利害を超えて現代と向き合う――宗教の役割(14) 文・小林正弥(千葉大学大学院教授)

祈りと対話の力

このような大変化は、政治評論家たちには数カ月前には夢想だにできなかった。今、人々の平和への祈りと対話を求める真摯(しんし)な願いが実現し始めたのだ。祈りに応えて神仏が関係諸国の政治指導者をそのように導かれたと、宗教的に解釈することもできるだろう。多くの人々の願いや対話が、政治指導者たちの理性に訴えて状況を変えたのだと、非宗教的に見ることもできるだろう。

いずれにしても、祈りや対話に向けて行動した人々は、この好転を大いに喜んで良い。タカ派の世論が圧倒的だった時に孤立を恐れずに行動したことを、内心誇ってすら良いと思う。

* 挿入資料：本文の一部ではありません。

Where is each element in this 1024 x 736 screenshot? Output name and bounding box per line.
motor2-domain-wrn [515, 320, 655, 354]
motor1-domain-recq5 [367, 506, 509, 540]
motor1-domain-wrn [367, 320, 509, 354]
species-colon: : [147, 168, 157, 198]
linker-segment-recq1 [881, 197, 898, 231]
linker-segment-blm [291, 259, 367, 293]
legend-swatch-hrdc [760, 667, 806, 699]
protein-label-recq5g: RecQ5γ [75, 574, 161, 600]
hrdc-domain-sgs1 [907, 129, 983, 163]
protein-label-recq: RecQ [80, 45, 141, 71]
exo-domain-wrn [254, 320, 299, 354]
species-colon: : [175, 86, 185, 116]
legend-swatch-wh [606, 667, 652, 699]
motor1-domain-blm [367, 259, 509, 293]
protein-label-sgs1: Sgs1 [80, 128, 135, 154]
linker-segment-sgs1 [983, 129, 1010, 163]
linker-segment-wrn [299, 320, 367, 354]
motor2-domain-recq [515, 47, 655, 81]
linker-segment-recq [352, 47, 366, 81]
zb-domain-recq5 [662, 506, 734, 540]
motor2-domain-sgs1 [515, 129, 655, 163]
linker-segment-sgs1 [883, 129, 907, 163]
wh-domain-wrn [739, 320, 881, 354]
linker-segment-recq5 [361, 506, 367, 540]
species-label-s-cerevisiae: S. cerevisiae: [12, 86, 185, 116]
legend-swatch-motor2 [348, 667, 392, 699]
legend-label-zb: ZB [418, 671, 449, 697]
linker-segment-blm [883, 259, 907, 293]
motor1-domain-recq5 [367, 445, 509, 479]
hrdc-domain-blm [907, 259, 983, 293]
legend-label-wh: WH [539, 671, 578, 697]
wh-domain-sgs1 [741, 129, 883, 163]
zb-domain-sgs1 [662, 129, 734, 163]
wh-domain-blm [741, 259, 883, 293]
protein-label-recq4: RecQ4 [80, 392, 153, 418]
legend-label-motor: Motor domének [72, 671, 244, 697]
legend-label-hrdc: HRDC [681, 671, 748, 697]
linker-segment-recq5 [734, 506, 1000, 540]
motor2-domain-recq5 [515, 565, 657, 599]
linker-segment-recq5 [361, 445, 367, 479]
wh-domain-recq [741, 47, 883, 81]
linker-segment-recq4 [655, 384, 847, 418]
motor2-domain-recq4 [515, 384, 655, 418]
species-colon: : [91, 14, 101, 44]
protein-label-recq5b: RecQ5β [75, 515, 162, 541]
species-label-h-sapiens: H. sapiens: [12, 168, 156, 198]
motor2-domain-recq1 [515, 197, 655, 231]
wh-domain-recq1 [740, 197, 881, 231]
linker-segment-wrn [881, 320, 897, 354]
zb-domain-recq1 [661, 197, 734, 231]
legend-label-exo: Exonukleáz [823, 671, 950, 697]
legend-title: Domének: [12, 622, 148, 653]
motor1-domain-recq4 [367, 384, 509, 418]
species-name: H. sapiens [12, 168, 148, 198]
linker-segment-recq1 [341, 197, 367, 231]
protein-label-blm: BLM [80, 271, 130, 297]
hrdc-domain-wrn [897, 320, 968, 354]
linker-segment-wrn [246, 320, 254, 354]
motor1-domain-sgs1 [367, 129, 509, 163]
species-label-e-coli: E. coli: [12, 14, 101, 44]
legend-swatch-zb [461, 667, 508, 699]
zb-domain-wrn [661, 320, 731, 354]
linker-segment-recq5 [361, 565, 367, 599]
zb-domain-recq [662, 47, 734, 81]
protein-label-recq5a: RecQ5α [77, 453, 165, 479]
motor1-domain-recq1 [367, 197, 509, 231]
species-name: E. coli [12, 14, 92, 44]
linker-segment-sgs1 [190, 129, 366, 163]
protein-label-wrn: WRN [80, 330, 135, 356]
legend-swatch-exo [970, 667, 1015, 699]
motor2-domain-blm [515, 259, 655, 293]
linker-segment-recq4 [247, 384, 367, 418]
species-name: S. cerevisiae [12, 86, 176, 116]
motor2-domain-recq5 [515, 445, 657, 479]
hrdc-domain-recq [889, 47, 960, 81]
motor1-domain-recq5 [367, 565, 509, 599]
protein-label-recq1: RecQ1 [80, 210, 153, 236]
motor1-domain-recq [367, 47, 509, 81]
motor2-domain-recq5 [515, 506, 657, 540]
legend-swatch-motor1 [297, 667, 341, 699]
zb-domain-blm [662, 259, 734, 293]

先頃、「戦争が回避できるように祈っていたのだが、その方向に向かって本当に良かった」と個人的な会話で話したところ、あるカトリックの先生が「私も日々そう祈っていた」と即座に言われた。宗派を超えて、多くの人々が同じように行動していたのだろう。

私が言いたいことは単純だ。第8回に書いたように、一人ひとりの祈りや願いの力は小さなものであっても、多くの人が心を合わせて動けば、大きな力になりうる。戦争を回避するような巨大な変化すら、もたらしうるのだ。

『利害を超えて現代と向き合う――宗教の役割』第8回

さまざまな宗教の本来の考え方からすれば、これは当然だ。世界や人類を創造したとか、人類史の進行を導いていると考えているところもあるくらいだからだ。でも、あまりにも危機が大きくなると、私たちはしばしば祈りや対話の力に確信を持てなくなる。今こそ、祈りや対話の力を再認識すべき時だろう。